The order buyers expect
Buyers scroll photos top-to-bottom. Your first photo decides whether they stop or keep scrolling. Use this order:
Photo 1: The hero shot
Whole item, well-lit, front-facing, clean background. If it's a car, this is the three-quarter front view. If it's a phone, it's the front screen on. If it's furniture, it's the full piece in a tidy room.
Photo 2: The other side / back
Show what the hero shot doesn't. A car: the rear. A phone: the back (and camera bump). A jacket: the reverse.
Photo 3: Close-up of quality
Show buyers it's in good nick. Close-up of the dashboard, the stitching, the grain. Make them believe the condition.

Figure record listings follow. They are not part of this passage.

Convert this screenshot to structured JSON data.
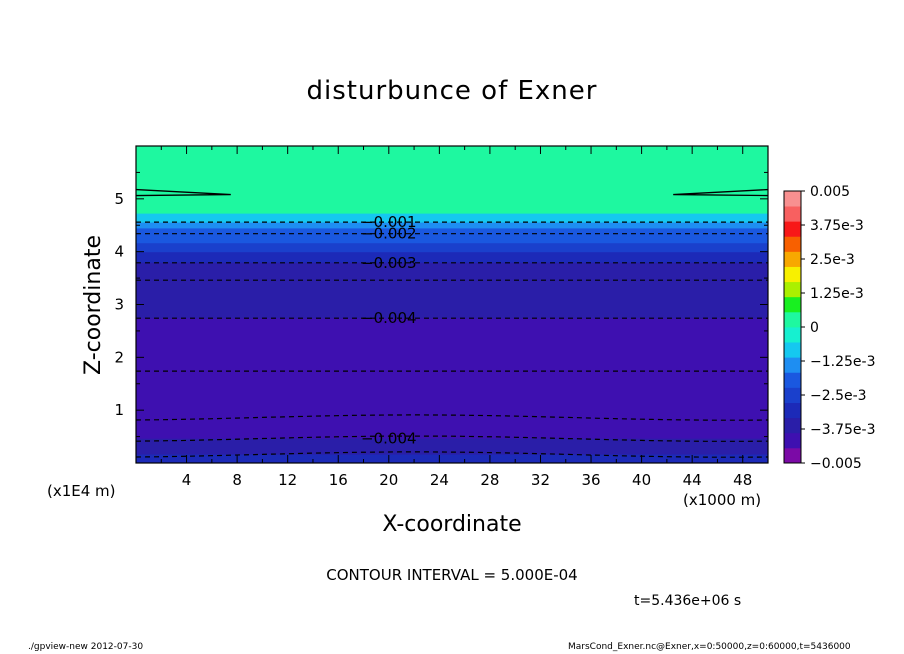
{
  "title": "disturbunce of Exner",
  "footer": {
    "left": "./gpview-new   2012-07-30",
    "right": "MarsCond_Exner.nc@Exner,x=0:50000,z=0:60000,t=5436000"
  },
  "contour_interval": "CONTOUR INTERVAL = 5.000E-04",
  "time_label": "t=5.436e+06 s",
  "colors": {
    "levels": [
      "#7b0aa6",
      "#3e10b0",
      "#2a1ea8",
      "#1c2ab8",
      "#1a40cc",
      "#1a58e0",
      "#1e8ef2",
      "#15c8f0",
      "#16f0d0",
      "#1ef8a0",
      "#18f020",
      "#aaf000",
      "#f8f000",
      "#f8a800",
      "#f86000",
      "#f81818",
      "#f86060",
      "#f89090"
    ],
    "contour": "#000000"
  },
  "chart_data": {
    "type": "contour",
    "title": "disturbunce of Exner",
    "xlabel": "X-coordinate",
    "ylabel": "Z-coordinate",
    "x_unit": "(x1000 m)",
    "z_unit": "(x1E4 m)",
    "xlim": [
      0,
      50
    ],
    "zlim": [
      0,
      6
    ],
    "x_ticks": [
      4,
      8,
      12,
      16,
      20,
      24,
      28,
      32,
      36,
      40,
      44,
      48
    ],
    "z_ticks": [
      1,
      2,
      3,
      4,
      5
    ],
    "colorbar": {
      "range": [
        -0.005,
        0.005
      ],
      "step": 0.000625,
      "labels": [
        "0.005",
        "3.75e-3",
        "2.5e-3",
        "1.25e-3",
        "0",
        "-1.25e-3",
        "-2.5e-3",
        "-3.75e-3",
        "-0.005"
      ]
    },
    "contour_labels": [
      {
        "text": "-0.001",
        "x": 20,
        "z": 4.56
      },
      {
        "text": "-0.002",
        "x": 20,
        "z": 4.34
      },
      {
        "text": "-0.003",
        "x": 20,
        "z": 3.79
      },
      {
        "text": "-0.004",
        "x": 20,
        "z": 2.74
      },
      {
        "text": "-0.004",
        "x": 20,
        "z": 0.46
      }
    ],
    "profile": [
      {
        "z_top": 6.0,
        "z_bot": 4.72,
        "value": 0.0001
      },
      {
        "z_top": 4.72,
        "z_bot": 4.55,
        "value": -0.0009
      },
      {
        "z_top": 4.55,
        "z_bot": 4.44,
        "value": -0.0014
      },
      {
        "z_top": 4.44,
        "z_bot": 4.34,
        "value": -0.0019
      },
      {
        "z_top": 4.34,
        "z_bot": 4.16,
        "value": -0.0024
      },
      {
        "z_top": 4.16,
        "z_bot": 3.99,
        "value": -0.0029
      },
      {
        "z_top": 3.99,
        "z_bot": 3.79,
        "value": -0.0034
      },
      {
        "z_top": 3.79,
        "z_bot": 3.46,
        "value": -0.0039
      },
      {
        "z_top": 3.46,
        "z_bot": 2.74,
        "value": -0.0041
      },
      {
        "z_top": 2.74,
        "z_bot": 2.26,
        "value": -0.0044
      },
      {
        "z_top": 2.26,
        "z_bot": 1.74,
        "value": -0.0046
      },
      {
        "z_top": 1.74,
        "z_bot": 1.3,
        "value": -0.0048
      },
      {
        "z_top": 1.3,
        "z_bot": 1.07,
        "value": -0.0049
      },
      {
        "z_top": 1.07,
        "z_bot": 0.86,
        "value": -0.0047
      },
      {
        "z_top": 0.86,
        "z_bot": 0.46,
        "value": -0.0044
      },
      {
        "z_top": 0.46,
        "z_bot": 0.16,
        "value": -0.0041
      },
      {
        "z_top": 0.16,
        "z_bot": 0.0,
        "value": -0.0037
      }
    ],
    "dashed_contours_z": [
      4.56,
      4.34,
      3.79,
      3.46,
      2.74,
      1.74,
      0.86,
      0.46,
      0.16
    ],
    "near_zero_contour": {
      "z": 5.1,
      "x_extent": 7.5
    }
  }
}
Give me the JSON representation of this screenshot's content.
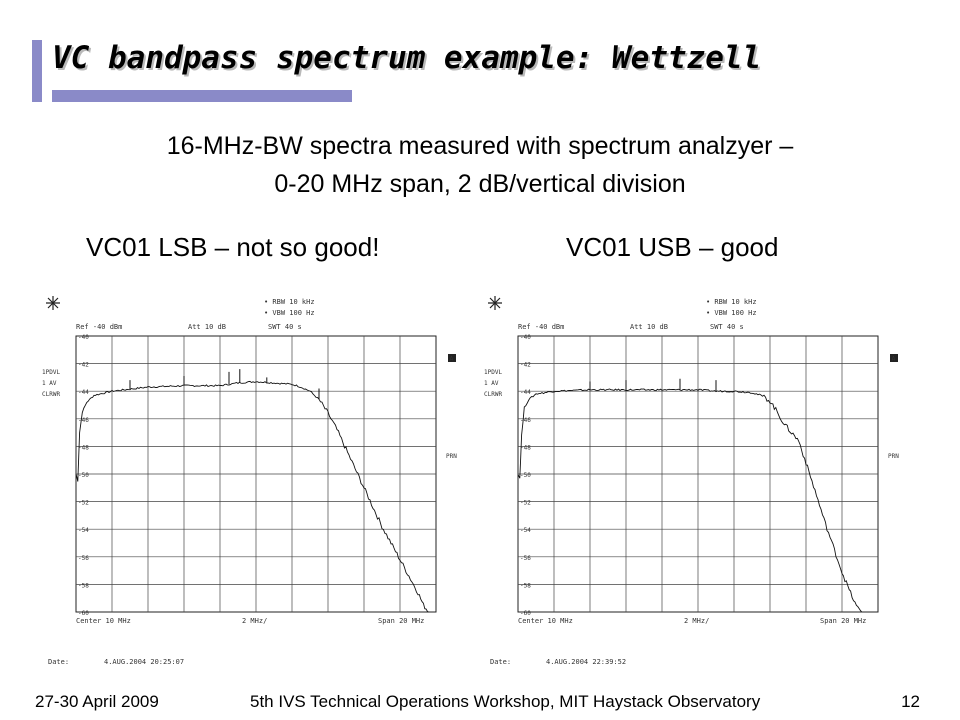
{
  "slide": {
    "title": "VC bandpass spectrum example: Wettzell",
    "subtitle_line1": "16-MHz-BW spectra measured with spectrum analzyer –",
    "subtitle_line2": "0-20 MHz span, 2 dB/vertical division",
    "footer_left": "27-30 April 2009",
    "footer_center": "5th IVS Technical Operations Workshop, MIT Haystack Observatory",
    "footer_page": "12",
    "accent_color": "#8a8ac8"
  },
  "chart_data": [
    {
      "type": "line",
      "title": "VC01 LSB – not so good!",
      "x_unit": "MHz",
      "y_unit": "dBm",
      "xlim": [
        0,
        20
      ],
      "ylim": [
        -60,
        -40
      ],
      "x_divisions": 10,
      "y_divisions": 10,
      "grid": true,
      "line_color": "#111111",
      "y_tick_labels": [
        "-40",
        "-42",
        "-44",
        "-46",
        "-48",
        "-50",
        "-52",
        "-54",
        "-56",
        "-58",
        "-60"
      ],
      "header": {
        "rbw": "RBW  10 kHz",
        "vbw": "VBW  100 Hz",
        "ref": "Ref -40 dBm",
        "att": "Att  10 dB",
        "swt": "SWT  40 s"
      },
      "side_labels": [
        "1PDVL",
        "1 AV",
        "CLRWR"
      ],
      "right_labels": [
        "A",
        "PRN"
      ],
      "bottom": {
        "center": "Center 10 MHz",
        "per_div": "2 MHz/",
        "span": "Span 20 MHz"
      },
      "date_label": "Date:",
      "date_value": "4.AUG.2004  20:25:07",
      "x": [
        0.0,
        0.1,
        0.2,
        0.35,
        0.6,
        1.0,
        2.0,
        4.0,
        6.0,
        8.0,
        9.0,
        10.0,
        11.0,
        12.0,
        12.5,
        13.0,
        13.5,
        14.0,
        14.5,
        15.0,
        15.5,
        16.0,
        16.5,
        17.0,
        17.5,
        18.0,
        18.5,
        19.0,
        19.3,
        19.6
      ],
      "y": [
        -50.0,
        -50.5,
        -47.0,
        -45.5,
        -44.8,
        -44.3,
        -44.0,
        -43.7,
        -43.6,
        -43.6,
        -43.4,
        -43.3,
        -43.4,
        -43.5,
        -43.7,
        -44.0,
        -44.6,
        -45.6,
        -46.8,
        -48.2,
        -49.6,
        -51.0,
        -52.4,
        -53.8,
        -55.0,
        -56.2,
        -57.4,
        -58.6,
        -59.5,
        -60.0
      ],
      "spikes": [
        {
          "x": 3.0,
          "y": -43.2
        },
        {
          "x": 6.0,
          "y": -42.9
        },
        {
          "x": 8.5,
          "y": -42.6
        },
        {
          "x": 9.1,
          "y": -42.4
        },
        {
          "x": 10.6,
          "y": -43.0
        },
        {
          "x": 13.5,
          "y": -43.8
        }
      ]
    },
    {
      "type": "line",
      "title": "VC01 USB – good",
      "x_unit": "MHz",
      "y_unit": "dBm",
      "xlim": [
        0,
        20
      ],
      "ylim": [
        -60,
        -40
      ],
      "x_divisions": 10,
      "y_divisions": 10,
      "grid": true,
      "line_color": "#111111",
      "y_tick_labels": [
        "-40",
        "-42",
        "-44",
        "-46",
        "-48",
        "-50",
        "-52",
        "-54",
        "-56",
        "-58",
        "-60"
      ],
      "header": {
        "rbw": "RBW  10 kHz",
        "vbw": "VBW  100 Hz",
        "ref": "Ref -40 dBm",
        "att": "Att  10 dB",
        "swt": "SWT  40 s"
      },
      "side_labels": [
        "1PDVL",
        "1 AV",
        "CLRWR"
      ],
      "right_labels": [
        "A",
        "PRN"
      ],
      "bottom": {
        "center": "Center 10 MHz",
        "per_div": "2 MHz/",
        "span": "Span 20 MHz"
      },
      "date_label": "Date:",
      "date_value": "4.AUG.2004  22:39:52",
      "x": [
        0.0,
        0.1,
        0.2,
        0.35,
        0.6,
        1.0,
        2.0,
        4.0,
        6.0,
        8.0,
        10.0,
        11.0,
        12.0,
        13.0,
        13.5,
        14.0,
        14.4,
        14.8,
        15.2,
        15.6,
        16.0,
        16.5,
        17.0,
        17.5,
        18.0,
        18.4,
        18.8,
        19.1
      ],
      "y": [
        -50.0,
        -50.3,
        -47.2,
        -45.2,
        -44.6,
        -44.2,
        -44.0,
        -43.9,
        -43.9,
        -43.9,
        -43.9,
        -44.0,
        -44.0,
        -44.1,
        -44.3,
        -44.7,
        -45.5,
        -46.4,
        -47.0,
        -47.6,
        -49.2,
        -51.2,
        -53.3,
        -55.2,
        -57.1,
        -58.4,
        -59.6,
        -60.0
      ],
      "spikes": [
        {
          "x": 4.0,
          "y": -43.3
        },
        {
          "x": 6.0,
          "y": -43.2
        },
        {
          "x": 9.0,
          "y": -43.1
        },
        {
          "x": 11.0,
          "y": -43.2
        }
      ]
    }
  ]
}
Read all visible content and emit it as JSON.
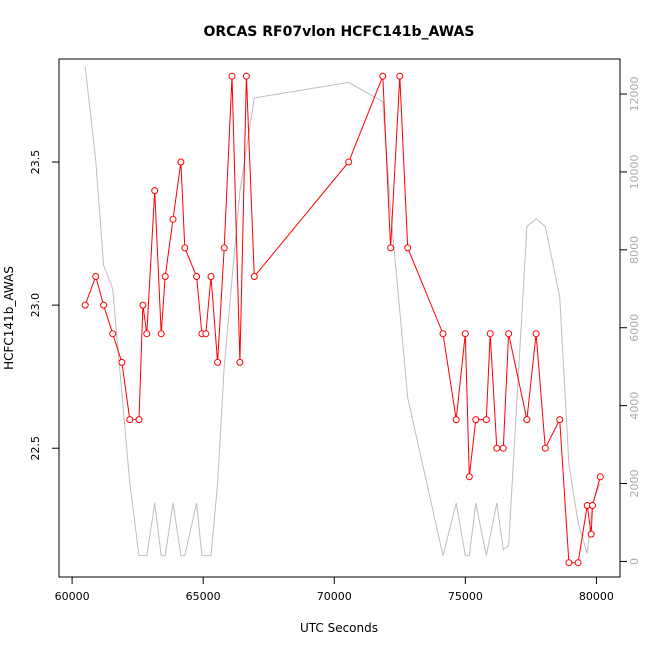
{
  "chart_data": {
    "type": "line",
    "title": "ORCAS RF07vlon HCFC141b_AWAS",
    "xlabel": "UTC Seconds",
    "ylabel": "HCFC141b_AWAS",
    "xlim": [
      59500,
      80900
    ],
    "ylim": [
      22.05,
      23.86
    ],
    "y2lim": [
      -400,
      12900
    ],
    "x_ticks": [
      60000,
      65000,
      70000,
      75000,
      80000
    ],
    "y_ticks": [
      22.5,
      23.0,
      23.5
    ],
    "y2_ticks": [
      0,
      2000,
      4000,
      6000,
      8000,
      10000,
      12000
    ],
    "grid": false,
    "legend": "none",
    "colors": {
      "primary": "#ff0000",
      "secondary": "#bebebe"
    },
    "series": [
      {
        "axis": "left",
        "style": "line+points",
        "color": "#ff0000",
        "x": [
          60500,
          60900,
          61200,
          61550,
          61900,
          62200,
          62550,
          62700,
          62850,
          63150,
          63400,
          63550,
          63850,
          64150,
          64300,
          64750,
          64950,
          65100,
          65300,
          65550,
          65800,
          66100,
          66400,
          66650,
          66950,
          70550,
          71850,
          72150,
          72500,
          72800,
          74150,
          74650,
          75000,
          75150,
          75400,
          75800,
          75950,
          76200,
          76450,
          76650,
          77350,
          77700,
          78050,
          78600,
          78950,
          79300,
          79650,
          79800,
          79850,
          80150
        ],
        "y": [
          23.0,
          23.1,
          23.0,
          22.9,
          22.8,
          22.6,
          22.6,
          23.0,
          22.9,
          23.4,
          22.9,
          23.1,
          23.3,
          23.5,
          23.2,
          23.1,
          22.9,
          22.9,
          23.1,
          22.8,
          23.2,
          23.8,
          22.8,
          23.8,
          23.1,
          23.5,
          23.8,
          23.2,
          23.8,
          23.2,
          22.9,
          22.6,
          22.9,
          22.4,
          22.6,
          22.6,
          22.9,
          22.5,
          22.5,
          22.9,
          22.6,
          22.9,
          22.5,
          22.6,
          22.1,
          22.1,
          22.3,
          22.2,
          22.3,
          22.4
        ]
      },
      {
        "axis": "right",
        "style": "line",
        "color": "#bebebe",
        "x": [
          60500,
          60900,
          61200,
          61550,
          62200,
          62550,
          62850,
          63150,
          63400,
          63550,
          63850,
          64150,
          64300,
          64750,
          64950,
          65300,
          65550,
          65800,
          66400,
          66950,
          70550,
          71850,
          72150,
          72800,
          74150,
          74650,
          75000,
          75150,
          75400,
          75800,
          76200,
          76450,
          76650,
          77350,
          77700,
          78050,
          78600,
          78950,
          79300,
          79650,
          79850,
          80150
        ],
        "y": [
          12700,
          10300,
          7600,
          7000,
          2000,
          150,
          150,
          1500,
          150,
          150,
          1500,
          150,
          150,
          1500,
          150,
          150,
          2000,
          5000,
          9500,
          11900,
          12300,
          11800,
          9000,
          4200,
          150,
          1500,
          150,
          150,
          1500,
          150,
          1500,
          300,
          400,
          8600,
          8800,
          8600,
          6800,
          2500,
          1000,
          200,
          1500,
          2000
        ]
      }
    ]
  }
}
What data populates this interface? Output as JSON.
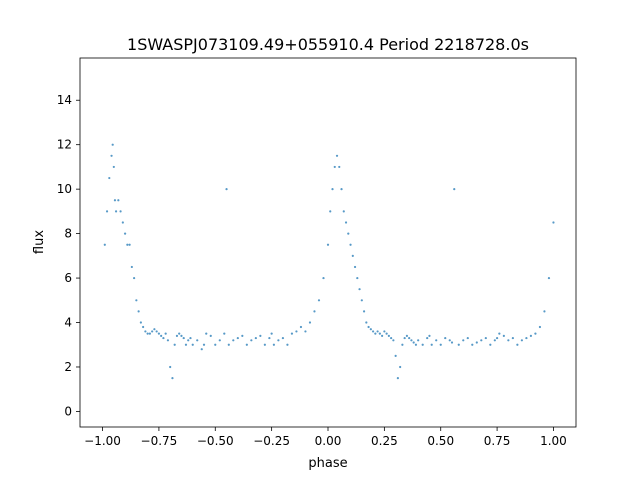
{
  "chart_data": {
    "type": "scatter",
    "title": "1SWASPJ073109.49+055910.4 Period 2218728.0s",
    "xlabel": "phase",
    "ylabel": "flux",
    "xlim": [
      -1.1,
      1.1
    ],
    "ylim": [
      -0.7,
      15.9
    ],
    "x_ticks": [
      -1.0,
      -0.75,
      -0.5,
      -0.25,
      0.0,
      0.25,
      0.5,
      0.75,
      1.0
    ],
    "x_tick_labels": [
      "−1.00",
      "−0.75",
      "−0.50",
      "−0.25",
      "0.00",
      "0.25",
      "0.50",
      "0.75",
      "1.00"
    ],
    "y_ticks": [
      0,
      2,
      4,
      6,
      8,
      10,
      12,
      14
    ],
    "y_tick_labels": [
      "0",
      "2",
      "4",
      "6",
      "8",
      "10",
      "12",
      "14"
    ],
    "grid": false,
    "legend": "none",
    "marker_color": "#1f77b4",
    "marker": "small dots",
    "series": [
      {
        "x": [
          -0.99,
          -0.98,
          -0.97,
          -0.96,
          -0.955,
          -0.95,
          -0.945,
          -0.94,
          -0.93,
          -0.92,
          -0.91,
          -0.9,
          -0.89,
          -0.88,
          -0.87,
          -0.86,
          -0.85,
          -0.84,
          -0.83,
          -0.82,
          -0.81,
          -0.8,
          -0.79,
          -0.78,
          -0.77,
          -0.76,
          -0.75,
          -0.74,
          -0.73,
          -0.72,
          -0.71,
          -0.7,
          -0.69,
          -0.68,
          -0.67,
          -0.66,
          -0.65,
          -0.64,
          -0.63,
          -0.62,
          -0.61,
          -0.6,
          -0.58,
          -0.56,
          -0.55,
          -0.54,
          -0.52,
          -0.5,
          -0.48,
          -0.46,
          -0.45,
          -0.44,
          -0.42,
          -0.4,
          -0.38,
          -0.36,
          -0.34,
          -0.32,
          -0.3,
          -0.28,
          -0.26,
          -0.25,
          -0.24,
          -0.22,
          -0.2,
          -0.18,
          -0.16,
          -0.14,
          -0.12,
          -0.1,
          -0.08,
          -0.06,
          -0.04,
          -0.02,
          0.0,
          0.01,
          0.02,
          0.03,
          0.04,
          0.05,
          0.06,
          0.07,
          0.08,
          0.09,
          0.1,
          0.11,
          0.12,
          0.13,
          0.14,
          0.15,
          0.16,
          0.17,
          0.18,
          0.19,
          0.2,
          0.21,
          0.22,
          0.23,
          0.24,
          0.25,
          0.26,
          0.27,
          0.28,
          0.29,
          0.3,
          0.31,
          0.32,
          0.33,
          0.34,
          0.35,
          0.36,
          0.37,
          0.38,
          0.39,
          0.4,
          0.42,
          0.44,
          0.45,
          0.46,
          0.48,
          0.5,
          0.52,
          0.54,
          0.55,
          0.56,
          0.58,
          0.6,
          0.62,
          0.64,
          0.66,
          0.68,
          0.7,
          0.72,
          0.74,
          0.75,
          0.76,
          0.78,
          0.8,
          0.82,
          0.84,
          0.86,
          0.88,
          0.9,
          0.92,
          0.94,
          0.96,
          0.98,
          1.0
        ],
        "y": [
          7.5,
          9.0,
          10.5,
          11.5,
          12.0,
          11.0,
          9.5,
          9.0,
          9.5,
          9.0,
          8.5,
          8.0,
          7.5,
          7.5,
          6.5,
          6.0,
          5.0,
          4.5,
          4.0,
          3.8,
          3.6,
          3.5,
          3.5,
          3.6,
          3.7,
          3.6,
          3.5,
          3.4,
          3.3,
          3.5,
          3.2,
          2.0,
          1.5,
          3.0,
          3.4,
          3.5,
          3.4,
          3.3,
          3.0,
          3.2,
          3.3,
          3.0,
          3.2,
          2.8,
          3.0,
          3.5,
          3.4,
          3.0,
          3.2,
          3.5,
          10.0,
          3.0,
          3.2,
          3.3,
          3.4,
          3.0,
          3.2,
          3.3,
          3.4,
          3.0,
          3.3,
          3.5,
          3.0,
          3.2,
          3.3,
          3.0,
          3.5,
          3.6,
          3.8,
          3.6,
          4.0,
          4.5,
          5.0,
          6.0,
          7.5,
          9.0,
          10.0,
          11.0,
          11.5,
          11.0,
          10.0,
          9.0,
          8.5,
          8.0,
          7.5,
          7.0,
          6.5,
          6.0,
          5.5,
          5.0,
          4.5,
          4.0,
          3.8,
          3.7,
          3.6,
          3.5,
          3.6,
          3.5,
          3.4,
          3.6,
          3.5,
          3.4,
          3.3,
          3.2,
          2.5,
          1.5,
          2.0,
          3.0,
          3.3,
          3.4,
          3.3,
          3.2,
          3.1,
          3.0,
          3.2,
          3.0,
          3.3,
          3.4,
          3.0,
          3.2,
          3.0,
          3.3,
          3.2,
          3.1,
          10.0,
          3.0,
          3.2,
          3.3,
          3.0,
          3.1,
          3.2,
          3.3,
          3.0,
          3.2,
          3.3,
          3.5,
          3.4,
          3.2,
          3.3,
          3.0,
          3.2,
          3.3,
          3.4,
          3.5,
          3.8,
          4.5,
          6.0,
          8.5
        ]
      }
    ]
  }
}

Photo 4: Close-up of any flaw
Yes, photograph the flaw. Scratch, stain, chip, loose thread. Buyers who see flaws upfront trust you; buyers who discover them on collection walk away.
Photo 5: Proof of authenticity / documentation
The original box, the till slip, the service book, the brand tag, the label. This single photo kills half of "is it real?" questions before they arrive.
Photo 6: Scale or fit
How big is it, really? Put it next to something standard — a hand, a shoe, a tape measure. For clothing, a mirror selfie wearing it.
Photo 7: Context / setup
The TV on a wall. The couch in a living room. The mountain bike on a trail. Buyers imagine themselves using it.
Three rules for every photo
- Natural light. Stand near a window between 9am and 3pm. Never use your phone's flash — it washes out colour.
- Clean background. A plain wall, a clear floor, a tidy counter. Clutter makes items look cheap.
- Portrait orientation. Most people browse on phones. Portrait fills the screen.
What to avoid
- Screenshots of screens (unless you're selling software)
- Photos of photos (reflections give you away)
- Heavy filters — they hide flaws and buyers will be disappointed
- Watermarks — they look untrustworthy and ugly
- One photo only — ads with one photo get half the response of ads with six
If you only do one thing from this article: shoot photo 1 in natural light, front-on, clean background. That single shot will double your enquiries.